Physical characteristics
- Estimated age: 6-9 Myr
- Other designations: Cr 418

Associations
- Constellation: Cygnus

= IC 4996 =

Open cluster in the constellation Cygnus

IC 4996 is an open cluster in Cygnus. It is located on the galactic plane. Is is located in the same part of the sky as LBN 206 and LBN 209. IC 4996 is a young open cluster. The cluster contains 76 known stars. The cluster contains a trapezium made of seven bright stars. These seven stars are all between around magnitudes 8-9.

==History==
The cluster was first observed by William Herschel on September 20, 1786, however was not included in his catalogue or the NGC catalogue. His discovery of the cluster remained unpublished and unknown until his work was reviewed by Wolfgang Steinicke. German astronomer Hugo Clemens would independently discover the cluster on Jun 13, 1896, which was published in the Publications of the Astrophysical Observatory of Potsdam. It would be independently discovered a third time by Frank Arthur Bellamy on October 9, 1903. John Dreyer was unaware of Clemens' discovery of the cluster when including it in the IC catalog in 1908, and therefore cited Bellamy as the discoverer.
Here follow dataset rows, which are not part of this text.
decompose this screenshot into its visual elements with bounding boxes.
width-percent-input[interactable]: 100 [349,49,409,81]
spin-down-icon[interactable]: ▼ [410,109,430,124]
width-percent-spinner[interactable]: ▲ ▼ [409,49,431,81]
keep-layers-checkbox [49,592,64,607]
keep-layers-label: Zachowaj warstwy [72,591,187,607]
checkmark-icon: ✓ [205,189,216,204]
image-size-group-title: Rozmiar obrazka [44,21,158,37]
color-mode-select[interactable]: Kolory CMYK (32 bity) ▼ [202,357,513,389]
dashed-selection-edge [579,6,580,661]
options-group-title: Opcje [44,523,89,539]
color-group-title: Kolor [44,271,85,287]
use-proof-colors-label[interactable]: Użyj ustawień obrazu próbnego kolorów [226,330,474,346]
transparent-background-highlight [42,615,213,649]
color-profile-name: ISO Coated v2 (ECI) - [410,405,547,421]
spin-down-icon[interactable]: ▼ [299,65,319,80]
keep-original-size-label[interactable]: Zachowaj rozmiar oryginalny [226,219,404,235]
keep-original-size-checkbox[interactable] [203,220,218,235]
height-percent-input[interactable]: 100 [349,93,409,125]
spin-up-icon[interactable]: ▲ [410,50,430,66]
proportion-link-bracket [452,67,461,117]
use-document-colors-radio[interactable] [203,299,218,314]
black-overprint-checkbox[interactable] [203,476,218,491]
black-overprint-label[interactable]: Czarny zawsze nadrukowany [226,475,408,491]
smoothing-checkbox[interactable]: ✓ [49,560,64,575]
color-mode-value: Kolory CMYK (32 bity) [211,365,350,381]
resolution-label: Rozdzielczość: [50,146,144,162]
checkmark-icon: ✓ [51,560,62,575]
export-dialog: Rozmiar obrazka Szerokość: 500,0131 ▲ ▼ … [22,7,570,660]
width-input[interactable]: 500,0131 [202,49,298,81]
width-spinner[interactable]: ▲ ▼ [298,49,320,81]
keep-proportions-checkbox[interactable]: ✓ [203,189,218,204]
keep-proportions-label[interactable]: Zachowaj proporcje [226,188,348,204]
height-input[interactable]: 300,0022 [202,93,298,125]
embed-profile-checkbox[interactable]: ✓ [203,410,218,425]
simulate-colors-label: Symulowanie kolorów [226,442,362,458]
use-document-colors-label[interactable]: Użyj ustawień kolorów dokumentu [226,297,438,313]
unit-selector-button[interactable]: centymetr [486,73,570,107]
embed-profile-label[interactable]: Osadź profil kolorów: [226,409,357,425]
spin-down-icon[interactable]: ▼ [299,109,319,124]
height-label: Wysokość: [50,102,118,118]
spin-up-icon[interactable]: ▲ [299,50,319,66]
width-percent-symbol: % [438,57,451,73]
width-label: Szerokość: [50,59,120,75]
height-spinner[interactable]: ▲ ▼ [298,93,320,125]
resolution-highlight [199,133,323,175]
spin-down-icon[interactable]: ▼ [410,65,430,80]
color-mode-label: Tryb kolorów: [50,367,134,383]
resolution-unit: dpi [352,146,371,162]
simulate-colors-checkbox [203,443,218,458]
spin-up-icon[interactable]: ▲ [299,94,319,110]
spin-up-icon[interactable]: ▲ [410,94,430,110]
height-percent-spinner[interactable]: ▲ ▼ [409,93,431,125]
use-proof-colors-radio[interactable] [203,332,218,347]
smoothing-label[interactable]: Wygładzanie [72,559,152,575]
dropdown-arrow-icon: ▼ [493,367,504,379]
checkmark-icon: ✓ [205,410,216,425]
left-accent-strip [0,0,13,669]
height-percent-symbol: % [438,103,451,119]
It was previously believed that IC 4996 was a member of the Cyg OB1 stellar association, however the cluster is located 4.6 times further away than the association, meaning it is not. It is possible, though yet unproven, that IC 4996 may be a part of the Cyg OB3 association.

It is located 28' from P Cygni. P Cygni is the brightest star in another hypothetical open cluster, the accordingly named P Cygni Cluster, which is thought to form a double cluster with IC 4996. The hypothesis was first proposed in 2001, however evidence to support it was not uncovered until 2020, when data from Gaia revealed that the proper motion of P Cygni and IC 4996 allowed for the double cluster hypothesis to be true. It is yet to be completely proven.